Despite their displeasure with school board secularism, “some of our best and brightest leaders, especially Christian conservatives, just simply aren’t considering running for the school board,” Strother continued. “We can’t just continue to concede massive institutions that we know are corrupt and often controlled by leftist unions” such as the National Education Association (NEA) and the American Federation of Teachers (AFT), “because our local public school district affects everybody.”
“It’s time for the church to step up,” he said.
Christians cannot assume these issues only crop up in large urban areas or Democrat-dominated regions. “If you don’t think that these issues are happening in your school — maybe it’s a conservative town — you’re wrong,” said Cawvey. “Parents need to speak up and find out what’s going on before it’s too late.”

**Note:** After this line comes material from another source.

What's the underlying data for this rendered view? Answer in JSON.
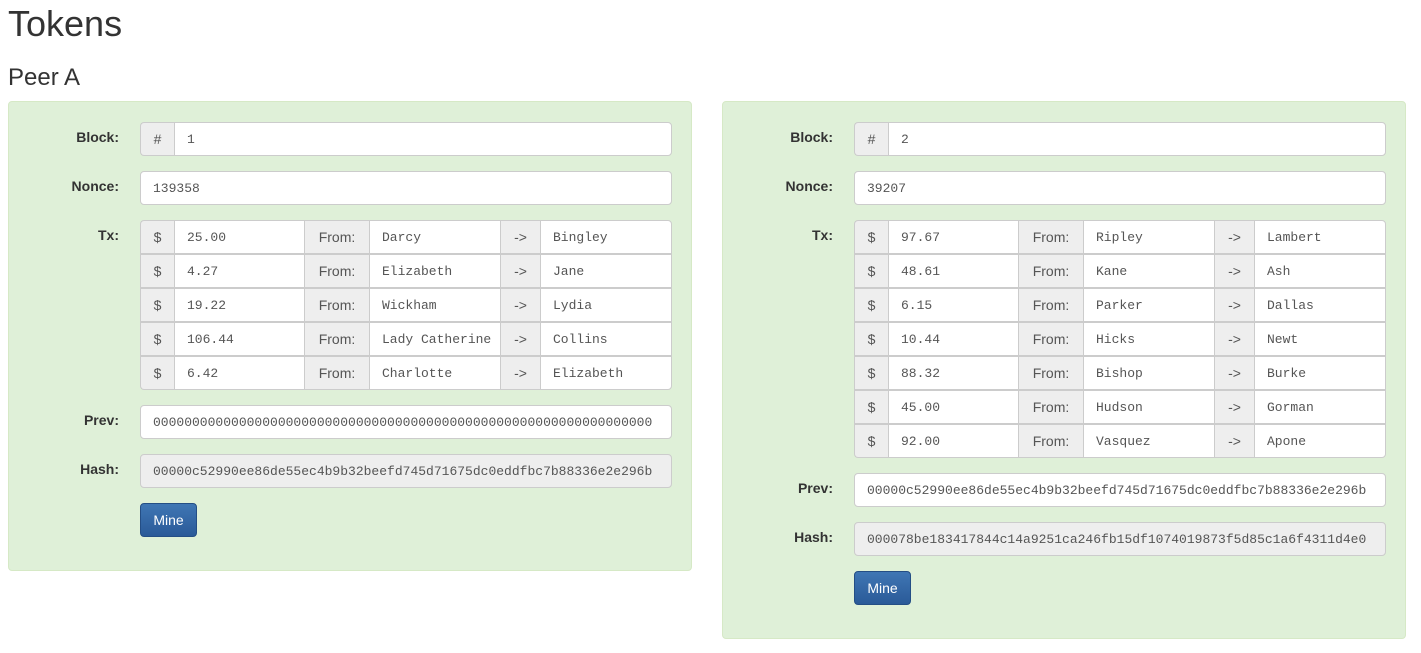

Others note that, while Christians should attempt to remake public school policies, they need not send their children to these institutions until they are reformed. Troy McIntosh of the Ohio Christian Education Network told the summit about his drive to “give every student in Ohio access to an affordable, low-cost or no-cost Christian school education” that is “geographically and financially accessible.” The Columbus-based Center for Christian Virtue, an FRC state affiliate, has opened Christian schools inside church buildings (many of which sit vacant much of the week), especially in underprivileged urban areas.

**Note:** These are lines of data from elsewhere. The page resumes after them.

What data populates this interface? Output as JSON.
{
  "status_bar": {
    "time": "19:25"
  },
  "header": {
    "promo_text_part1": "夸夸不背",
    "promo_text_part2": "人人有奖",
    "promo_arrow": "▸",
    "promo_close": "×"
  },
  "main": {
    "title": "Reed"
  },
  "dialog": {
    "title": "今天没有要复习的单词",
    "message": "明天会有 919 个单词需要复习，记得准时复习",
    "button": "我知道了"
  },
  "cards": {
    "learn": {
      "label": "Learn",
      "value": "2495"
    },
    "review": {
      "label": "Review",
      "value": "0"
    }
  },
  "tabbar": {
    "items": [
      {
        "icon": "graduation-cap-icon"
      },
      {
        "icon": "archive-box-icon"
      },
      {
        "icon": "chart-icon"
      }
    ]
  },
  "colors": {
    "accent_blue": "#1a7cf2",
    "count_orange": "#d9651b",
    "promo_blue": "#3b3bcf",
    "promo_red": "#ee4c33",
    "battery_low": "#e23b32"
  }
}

“In 1524, Martin Luther wrote a tract that he distributed to all of the city councils in Germany, urging them to start a Christian school that would be accessible to every child in their town or in their village. What we’re trying to do today is answer Martin Luther’s call,” said McIntosh. “Instead of doing it through city councils, we are trying to do it through churches.”

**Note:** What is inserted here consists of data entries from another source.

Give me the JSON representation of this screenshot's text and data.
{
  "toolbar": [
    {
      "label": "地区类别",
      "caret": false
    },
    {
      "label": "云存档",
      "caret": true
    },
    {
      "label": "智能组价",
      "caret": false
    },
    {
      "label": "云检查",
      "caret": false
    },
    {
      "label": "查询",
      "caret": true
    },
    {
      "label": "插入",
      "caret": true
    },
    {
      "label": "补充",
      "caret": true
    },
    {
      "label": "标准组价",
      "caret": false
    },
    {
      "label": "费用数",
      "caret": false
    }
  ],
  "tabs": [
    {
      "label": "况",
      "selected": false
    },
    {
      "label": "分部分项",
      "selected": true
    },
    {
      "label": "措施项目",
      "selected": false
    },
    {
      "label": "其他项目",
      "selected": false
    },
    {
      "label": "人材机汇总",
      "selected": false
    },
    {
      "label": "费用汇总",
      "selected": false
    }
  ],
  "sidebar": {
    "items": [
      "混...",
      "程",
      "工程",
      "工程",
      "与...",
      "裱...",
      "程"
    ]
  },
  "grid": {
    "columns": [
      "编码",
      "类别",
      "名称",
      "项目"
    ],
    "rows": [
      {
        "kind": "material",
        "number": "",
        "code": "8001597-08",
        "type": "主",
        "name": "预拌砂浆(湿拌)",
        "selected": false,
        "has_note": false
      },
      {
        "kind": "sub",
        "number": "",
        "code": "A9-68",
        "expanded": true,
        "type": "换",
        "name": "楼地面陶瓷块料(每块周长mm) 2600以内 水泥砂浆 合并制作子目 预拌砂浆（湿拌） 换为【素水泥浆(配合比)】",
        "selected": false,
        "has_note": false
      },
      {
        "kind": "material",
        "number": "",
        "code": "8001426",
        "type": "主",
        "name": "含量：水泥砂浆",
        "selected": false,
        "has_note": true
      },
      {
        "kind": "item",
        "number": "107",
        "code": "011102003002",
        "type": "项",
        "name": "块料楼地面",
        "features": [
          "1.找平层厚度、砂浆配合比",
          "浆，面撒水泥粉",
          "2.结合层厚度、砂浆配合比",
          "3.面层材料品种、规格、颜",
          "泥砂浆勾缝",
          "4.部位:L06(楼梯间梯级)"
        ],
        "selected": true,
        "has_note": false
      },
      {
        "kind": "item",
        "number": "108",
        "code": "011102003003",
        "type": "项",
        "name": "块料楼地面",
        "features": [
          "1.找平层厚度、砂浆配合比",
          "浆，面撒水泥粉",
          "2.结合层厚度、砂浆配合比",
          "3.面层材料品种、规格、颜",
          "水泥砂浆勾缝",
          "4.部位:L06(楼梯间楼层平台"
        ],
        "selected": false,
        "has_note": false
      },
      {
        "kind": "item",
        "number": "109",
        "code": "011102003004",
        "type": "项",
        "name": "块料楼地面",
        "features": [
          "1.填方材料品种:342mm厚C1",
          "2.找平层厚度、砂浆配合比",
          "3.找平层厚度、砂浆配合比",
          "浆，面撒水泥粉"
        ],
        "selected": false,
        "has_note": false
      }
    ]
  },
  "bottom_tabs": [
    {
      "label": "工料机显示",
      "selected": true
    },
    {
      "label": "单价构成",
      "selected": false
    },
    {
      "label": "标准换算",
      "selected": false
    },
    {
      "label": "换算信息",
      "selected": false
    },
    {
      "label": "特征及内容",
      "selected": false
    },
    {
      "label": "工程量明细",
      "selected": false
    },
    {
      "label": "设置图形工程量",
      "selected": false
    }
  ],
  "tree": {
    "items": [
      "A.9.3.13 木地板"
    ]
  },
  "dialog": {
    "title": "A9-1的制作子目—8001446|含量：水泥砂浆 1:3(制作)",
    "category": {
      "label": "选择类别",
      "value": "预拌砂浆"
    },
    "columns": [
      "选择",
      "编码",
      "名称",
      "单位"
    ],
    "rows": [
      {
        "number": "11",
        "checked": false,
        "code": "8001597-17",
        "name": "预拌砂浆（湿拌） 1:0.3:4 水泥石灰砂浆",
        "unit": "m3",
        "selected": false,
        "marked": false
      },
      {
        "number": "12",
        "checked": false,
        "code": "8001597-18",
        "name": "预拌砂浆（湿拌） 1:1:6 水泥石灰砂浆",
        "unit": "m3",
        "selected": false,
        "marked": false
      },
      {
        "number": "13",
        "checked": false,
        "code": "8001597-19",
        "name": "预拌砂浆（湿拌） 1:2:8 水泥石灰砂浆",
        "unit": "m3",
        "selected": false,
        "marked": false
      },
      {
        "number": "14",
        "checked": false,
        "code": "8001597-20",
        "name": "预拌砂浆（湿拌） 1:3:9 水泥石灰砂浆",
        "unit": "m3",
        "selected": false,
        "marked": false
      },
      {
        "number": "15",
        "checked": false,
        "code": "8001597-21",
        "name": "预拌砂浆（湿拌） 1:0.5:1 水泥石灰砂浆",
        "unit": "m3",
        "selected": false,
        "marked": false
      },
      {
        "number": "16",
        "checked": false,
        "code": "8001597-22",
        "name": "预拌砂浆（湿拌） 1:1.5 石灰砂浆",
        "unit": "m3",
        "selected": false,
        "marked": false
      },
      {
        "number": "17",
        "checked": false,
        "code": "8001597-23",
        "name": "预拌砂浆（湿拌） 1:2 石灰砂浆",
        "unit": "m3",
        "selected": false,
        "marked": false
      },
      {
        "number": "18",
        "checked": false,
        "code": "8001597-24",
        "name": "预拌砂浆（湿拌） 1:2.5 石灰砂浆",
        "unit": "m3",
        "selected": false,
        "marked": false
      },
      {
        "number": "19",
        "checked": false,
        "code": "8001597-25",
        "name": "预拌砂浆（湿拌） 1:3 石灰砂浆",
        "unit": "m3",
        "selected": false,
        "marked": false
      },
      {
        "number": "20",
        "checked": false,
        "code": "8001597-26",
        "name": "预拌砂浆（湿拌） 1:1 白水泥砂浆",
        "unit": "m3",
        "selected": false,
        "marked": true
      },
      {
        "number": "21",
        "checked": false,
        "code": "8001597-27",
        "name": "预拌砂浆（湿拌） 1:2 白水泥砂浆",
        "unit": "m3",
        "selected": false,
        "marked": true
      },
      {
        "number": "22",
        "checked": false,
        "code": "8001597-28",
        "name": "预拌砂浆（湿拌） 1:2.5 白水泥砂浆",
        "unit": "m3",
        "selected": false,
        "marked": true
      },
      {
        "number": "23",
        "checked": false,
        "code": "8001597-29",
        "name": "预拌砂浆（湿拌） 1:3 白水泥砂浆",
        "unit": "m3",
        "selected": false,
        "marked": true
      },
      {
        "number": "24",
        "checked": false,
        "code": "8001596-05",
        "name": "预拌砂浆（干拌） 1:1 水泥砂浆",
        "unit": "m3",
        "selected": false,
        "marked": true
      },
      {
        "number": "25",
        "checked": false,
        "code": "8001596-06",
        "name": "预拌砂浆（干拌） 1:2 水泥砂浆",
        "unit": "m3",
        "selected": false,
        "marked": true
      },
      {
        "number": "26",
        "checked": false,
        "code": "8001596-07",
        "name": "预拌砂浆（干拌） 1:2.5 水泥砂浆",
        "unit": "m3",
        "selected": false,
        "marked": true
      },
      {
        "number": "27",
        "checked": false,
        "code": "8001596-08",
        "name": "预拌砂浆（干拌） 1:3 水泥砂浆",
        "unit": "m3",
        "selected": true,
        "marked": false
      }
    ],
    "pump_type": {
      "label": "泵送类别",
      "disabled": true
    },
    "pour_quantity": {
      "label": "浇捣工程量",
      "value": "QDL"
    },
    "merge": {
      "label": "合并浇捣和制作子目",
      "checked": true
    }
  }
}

Whether parents send their children to public schools, private schools, or homeschool, Strother gave them one piece of advice: “Always start with prayer,” he said. “It shows that we recognize that we’re in a spiritual battle. We’re in a battle between good and evil.”
In the eyes of millions of Virginia voters, Youngkin’s actions prove that sometimes good wins.
Ben Johnson is senior reporter and editor at The Washington Stand.